The team is going for a vibe that falls somewhere between a Manhattan social club — there’s leather banquettes and marble countertops — and a more traditional Korean restaurant, with colorful wood trim and custom light fixtures. “As a guest, when they come in, they should feel like [it’s] a New York restaurant,” Soh says. “At the same time, the details in the flooring, the ceiling ... came from the idea of Korean architecture and design.”
Oiji Mi shares an entrance with another restaurant the business partners plan to open, an unnamed Korean spot set to open in the next two to three months, according to the team.
It’s all a stark change of pace from the shareable a la carte menu at the team’s first restaurant, which temporarily closed ahead of Oiji Mi opening.
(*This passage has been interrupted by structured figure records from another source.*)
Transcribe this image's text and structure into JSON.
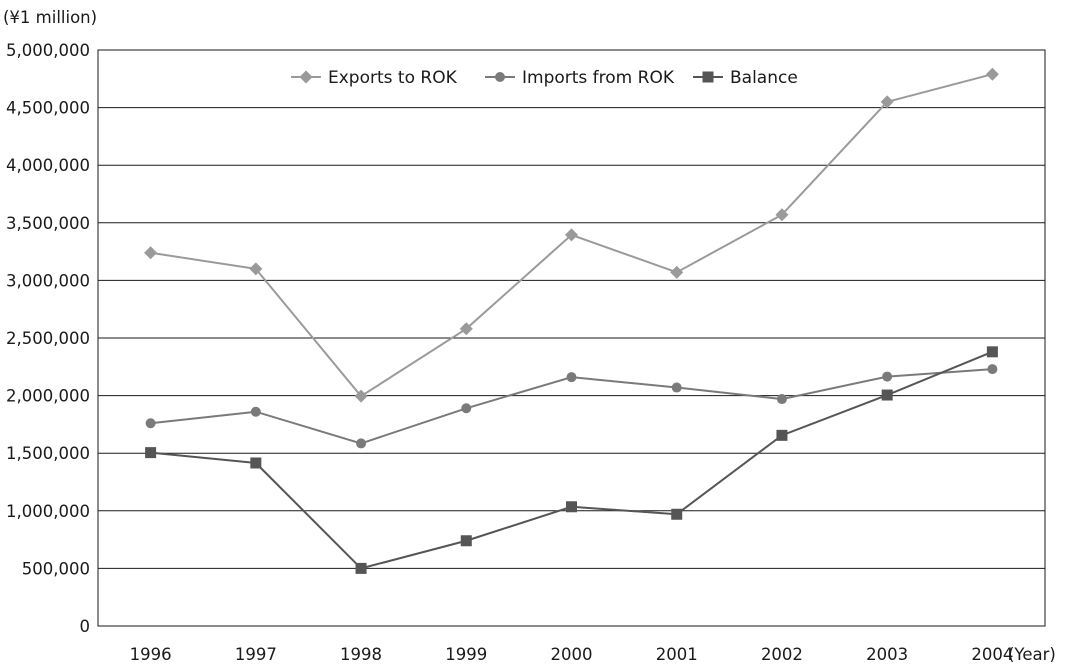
{
  "chart_data": {
    "type": "line",
    "title": "",
    "ylabel": "(¥1 million)",
    "xlabel": "(Year)",
    "ylim": [
      0,
      5000000
    ],
    "yticks": [
      0,
      500000,
      1000000,
      1500000,
      2000000,
      2500000,
      3000000,
      3500000,
      4000000,
      4500000,
      5000000
    ],
    "ytick_labels": [
      "0",
      "500,000",
      "1,000,000",
      "1,500,000",
      "2,000,000",
      "2,500,000",
      "3,000,000",
      "3,500,000",
      "4,000,000",
      "4,500,000",
      "5,000,000"
    ],
    "categories": [
      "1996",
      "1997",
      "1998",
      "1999",
      "2000",
      "2001",
      "2002",
      "2003",
      "2004"
    ],
    "grid": "horizontal",
    "legend_position": "top-center",
    "series": [
      {
        "name": "Exports to ROK",
        "marker": "diamond",
        "color": "#9a9a9a",
        "values": [
          3240000,
          3100000,
          1995000,
          2580000,
          3395000,
          3070000,
          3570000,
          4550000,
          4790000
        ]
      },
      {
        "name": "Imports from ROK",
        "marker": "circle",
        "color": "#7a7a7a",
        "values": [
          1760000,
          1860000,
          1585000,
          1890000,
          2160000,
          2070000,
          1970000,
          2165000,
          2230000
        ]
      },
      {
        "name": "Balance",
        "marker": "square",
        "color": "#555555",
        "values": [
          1505000,
          1415000,
          500000,
          740000,
          1035000,
          970000,
          1655000,
          2005000,
          2380000
        ]
      }
    ]
  }
}
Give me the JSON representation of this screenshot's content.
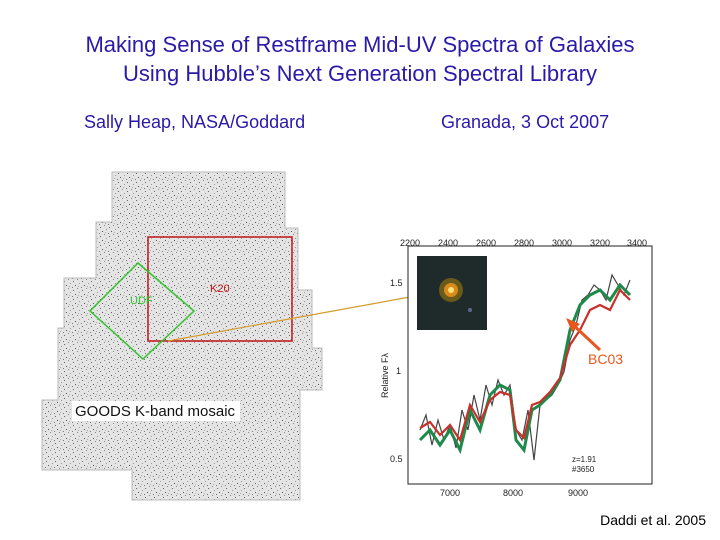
{
  "title": {
    "line1": "Making Sense of Restframe Mid-UV Spectra of Galaxies",
    "line2": "Using Hubble’s Next Generation Spectral Library"
  },
  "author": "Sally Heap,  NASA/Goddard",
  "venue": "Granada, 3 Oct 2007",
  "mosaic": {
    "caption": "GOODS K-band mosaic",
    "box_labels": {
      "k20": "K20",
      "udf": "UDF"
    }
  },
  "spectrum": {
    "top_ticks": [
      "2200",
      "2400",
      "2600",
      "2800",
      "3000",
      "3200",
      "3400"
    ],
    "bottom_ticks": [
      "7000",
      "8000",
      "9000"
    ],
    "y_ticks": [
      "1.5",
      "1",
      "0.5"
    ],
    "y_label": "Relative Fλ",
    "annotation": "z=1.91\n#3650",
    "model_label": "BC03"
  },
  "credit": "Daddi et al. 2005",
  "colors": {
    "title": "#2a1aa8",
    "k20_box": "#c0141a",
    "udf_box": "#33c22e",
    "model_green": "#1e8a4a",
    "model_red": "#c8302a",
    "arrow": "#e8581e"
  }
}
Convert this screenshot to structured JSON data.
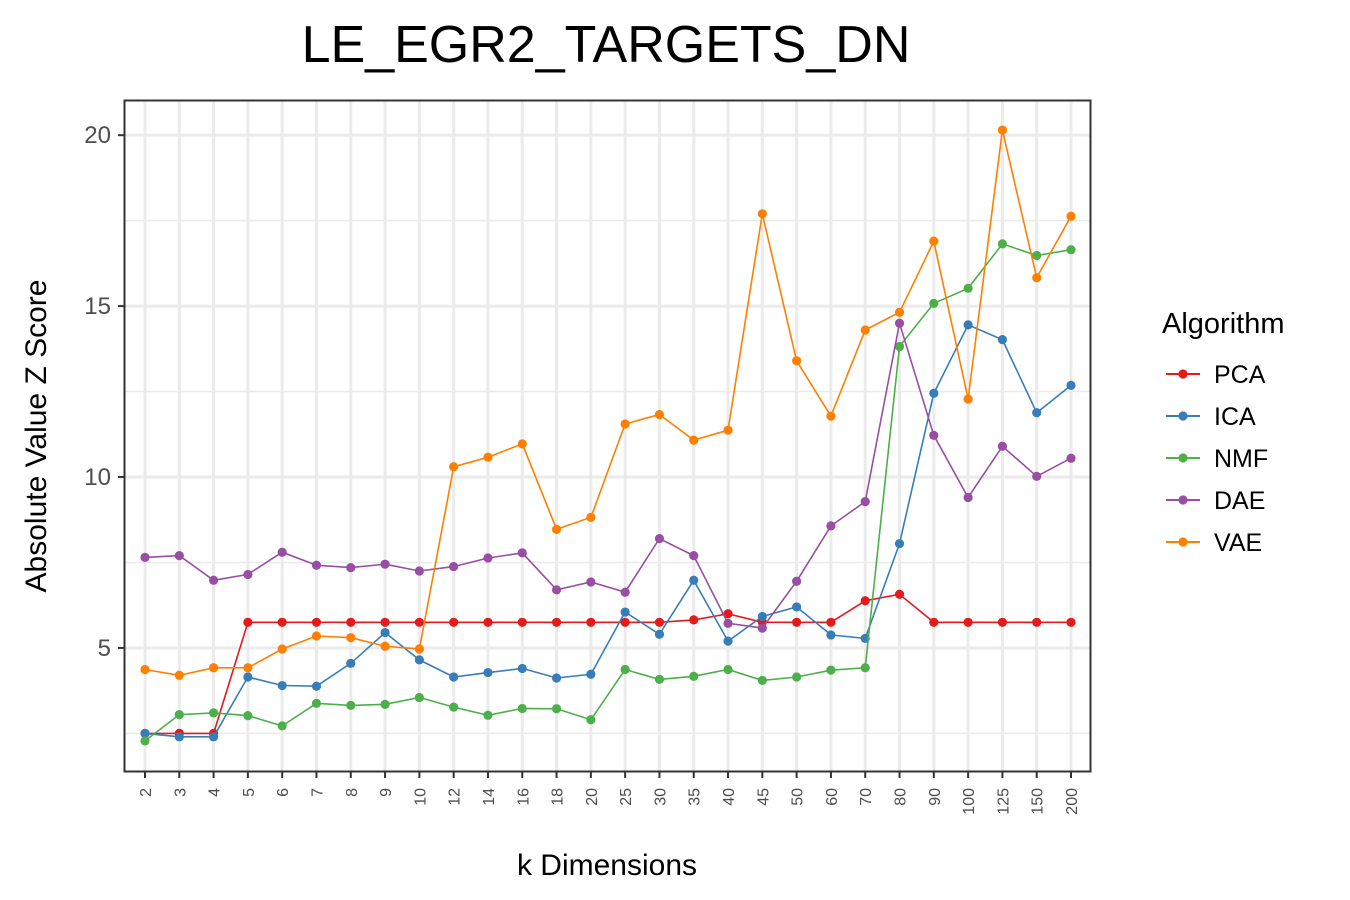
{
  "chart_data": {
    "type": "line",
    "title": "LE_EGR2_TARGETS_DN",
    "xlabel": "k Dimensions",
    "ylabel": "Absolute Value Z Score",
    "ylim": [
      1.4,
      21
    ],
    "yticks": [
      5,
      10,
      15,
      20
    ],
    "grid": true,
    "legend_title": "Algorithm",
    "legend_position": "right",
    "categories": [
      "2",
      "3",
      "4",
      "5",
      "6",
      "7",
      "8",
      "9",
      "10",
      "12",
      "14",
      "16",
      "18",
      "20",
      "25",
      "30",
      "35",
      "40",
      "45",
      "50",
      "60",
      "70",
      "80",
      "90",
      "100",
      "125",
      "150",
      "200"
    ],
    "series": [
      {
        "name": "PCA",
        "color": "#E41A1C",
        "values": [
          2.5,
          2.5,
          2.5,
          5.75,
          5.75,
          5.75,
          5.75,
          5.75,
          5.75,
          5.75,
          5.75,
          5.75,
          5.75,
          5.75,
          5.75,
          5.75,
          5.82,
          6.0,
          5.75,
          5.75,
          5.75,
          6.38,
          6.57,
          5.75,
          5.75,
          5.75,
          5.75,
          5.75
        ]
      },
      {
        "name": "ICA",
        "color": "#377EB8",
        "values": [
          2.5,
          2.4,
          2.4,
          4.15,
          3.9,
          3.88,
          4.55,
          5.45,
          4.65,
          4.15,
          4.28,
          4.4,
          4.12,
          4.23,
          6.05,
          5.4,
          6.98,
          5.2,
          5.92,
          6.2,
          5.38,
          5.28,
          8.05,
          12.45,
          14.45,
          14.02,
          11.88,
          12.68
        ]
      },
      {
        "name": "NMF",
        "color": "#4DAF4A",
        "values": [
          2.28,
          3.05,
          3.1,
          3.02,
          2.72,
          3.38,
          3.32,
          3.35,
          3.55,
          3.27,
          3.03,
          3.23,
          3.22,
          2.9,
          4.37,
          4.08,
          4.17,
          4.37,
          4.05,
          4.15,
          4.35,
          4.42,
          13.82,
          15.08,
          15.52,
          16.82,
          16.48,
          16.65
        ]
      },
      {
        "name": "DAE",
        "color": "#984EA3",
        "values": [
          7.65,
          7.7,
          6.98,
          7.15,
          7.8,
          7.42,
          7.35,
          7.45,
          7.25,
          7.38,
          7.63,
          7.78,
          6.7,
          6.93,
          6.63,
          8.2,
          7.7,
          5.72,
          5.58,
          6.95,
          8.57,
          9.28,
          14.5,
          11.22,
          9.4,
          10.9,
          10.02,
          10.55
        ]
      },
      {
        "name": "VAE",
        "color": "#FF7F00",
        "values": [
          4.37,
          4.2,
          4.42,
          4.42,
          4.97,
          5.35,
          5.3,
          5.05,
          4.97,
          10.3,
          10.58,
          10.97,
          8.47,
          8.82,
          11.55,
          11.83,
          11.08,
          11.37,
          17.7,
          13.4,
          11.78,
          14.3,
          14.82,
          16.9,
          12.28,
          20.15,
          15.83,
          17.63
        ]
      }
    ]
  }
}
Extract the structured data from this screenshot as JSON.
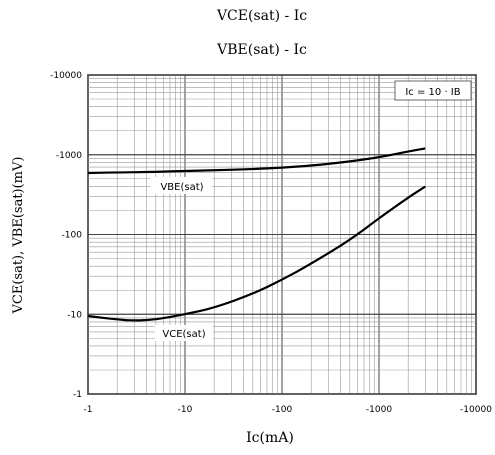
{
  "chart_data": {
    "type": "line",
    "titles": [
      "VCE(sat) - Ic",
      "VBE(sat) - Ic"
    ],
    "xlabel": "Ic(mA)",
    "ylabel": "VCE(sat), VBE(sat)(mV)",
    "x_scale": "log",
    "y_scale": "log",
    "xlim": [
      -1,
      -10000
    ],
    "ylim": [
      -1,
      -10000
    ],
    "x_ticks": [
      "-1",
      "-10",
      "-100",
      "-1000",
      "-10000"
    ],
    "y_ticks": [
      "-10000",
      "-1000",
      "-100",
      "-10",
      "-1"
    ],
    "grid": true,
    "annotation": "Ic = 10 · IB",
    "series": [
      {
        "name": "VBE(sat)",
        "x": [
          -1,
          -2,
          -5,
          -10,
          -20,
          -50,
          -100,
          -200,
          -500,
          -1000,
          -2000,
          -3000
        ],
        "y": [
          -590,
          -600,
          -610,
          -625,
          -640,
          -660,
          -690,
          -730,
          -820,
          -930,
          -1100,
          -1200
        ]
      },
      {
        "name": "VCE(sat)",
        "x": [
          -1,
          -2,
          -3,
          -5,
          -10,
          -20,
          -50,
          -100,
          -200,
          -500,
          -1000,
          -2000,
          -3000
        ],
        "y": [
          -9.5,
          -8.6,
          -8.3,
          -8.6,
          -10,
          -12,
          -18,
          -27,
          -43,
          -85,
          -160,
          -290,
          -400
        ]
      }
    ]
  }
}
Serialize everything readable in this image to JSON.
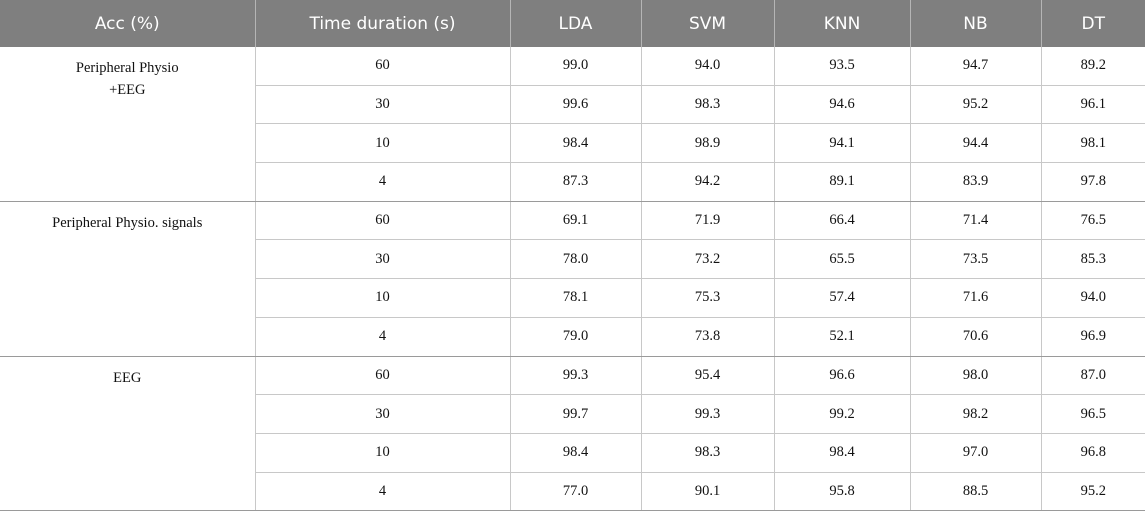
{
  "table": {
    "headers": [
      "Acc (%)",
      "Time duration (s)",
      "LDA",
      "SVM",
      "KNN",
      "NB",
      "DT"
    ],
    "groups": [
      {
        "label_lines": [
          "Peripheral Physio",
          "+EEG"
        ],
        "rows": [
          {
            "time": "60",
            "values": [
              "99.0",
              "94.0",
              "93.5",
              "94.7",
              "89.2"
            ]
          },
          {
            "time": "30",
            "values": [
              "99.6",
              "98.3",
              "94.6",
              "95.2",
              "96.1"
            ]
          },
          {
            "time": "10",
            "values": [
              "98.4",
              "98.9",
              "94.1",
              "94.4",
              "98.1"
            ]
          },
          {
            "time": "4",
            "values": [
              "87.3",
              "94.2",
              "89.1",
              "83.9",
              "97.8"
            ]
          }
        ]
      },
      {
        "label_lines": [
          "Peripheral Physio. signals"
        ],
        "rows": [
          {
            "time": "60",
            "values": [
              "69.1",
              "71.9",
              "66.4",
              "71.4",
              "76.5"
            ]
          },
          {
            "time": "30",
            "values": [
              "78.0",
              "73.2",
              "65.5",
              "73.5",
              "85.3"
            ]
          },
          {
            "time": "10",
            "values": [
              "78.1",
              "75.3",
              "57.4",
              "71.6",
              "94.0"
            ]
          },
          {
            "time": "4",
            "values": [
              "79.0",
              "73.8",
              "52.1",
              "70.6",
              "96.9"
            ]
          }
        ]
      },
      {
        "label_lines": [
          "EEG"
        ],
        "rows": [
          {
            "time": "60",
            "values": [
              "99.3",
              "95.4",
              "96.6",
              "98.0",
              "87.0"
            ]
          },
          {
            "time": "30",
            "values": [
              "99.7",
              "99.3",
              "99.2",
              "98.2",
              "96.5"
            ]
          },
          {
            "time": "10",
            "values": [
              "98.4",
              "98.3",
              "98.4",
              "97.0",
              "96.8"
            ]
          },
          {
            "time": "4",
            "values": [
              "77.0",
              "90.1",
              "95.8",
              "88.5",
              "95.2"
            ]
          }
        ]
      }
    ]
  }
}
Kim described the closure as “temporary” in a post on Instagram, but it’s not clear whether the East Village Korean restaurant will reopen. Oiji’s Instagram account has since been turned into a page for the new restaurant, and a spokesperson says the team is waiting until Oiji Mi is up and running to “decide how they would like to move forward with the original concept.”
Oiji opened in 2015 to favorable reviews from the New York Times and Eater, where critic Ryan Sutton wrote that it ranked among the city’s best modern Korean restaurants. Despite the accolades, Kim and Soh say that at times the restaurant’s price point and upscale style of service felt a little out of place in the East Village, which skews younger thanks to Saint Marks Place and New York University, nearby.
That’s no longer the case in Flatiron, a Manhattan neighborhood that’s earned its weight in Michelin stars, thanks to heavy-hitting upscale restaurants like Eleven Madison Park, Rêzdora, Cote, and others. Kim and Soh are deeply aware of those restaurants, and say that part of the draw of opening uptown is being able to serve ingredients that customers might perceive as more upscale, including foie gras, caviar, and uni.
“We wanted to compete with the major hospitality groups,” Soh says. “As Korean restaurant owners, there’s not that many [of us], especially at this size.”
Oiji Mi is open Tuesday to Sunday, from 6 to 11 p.m.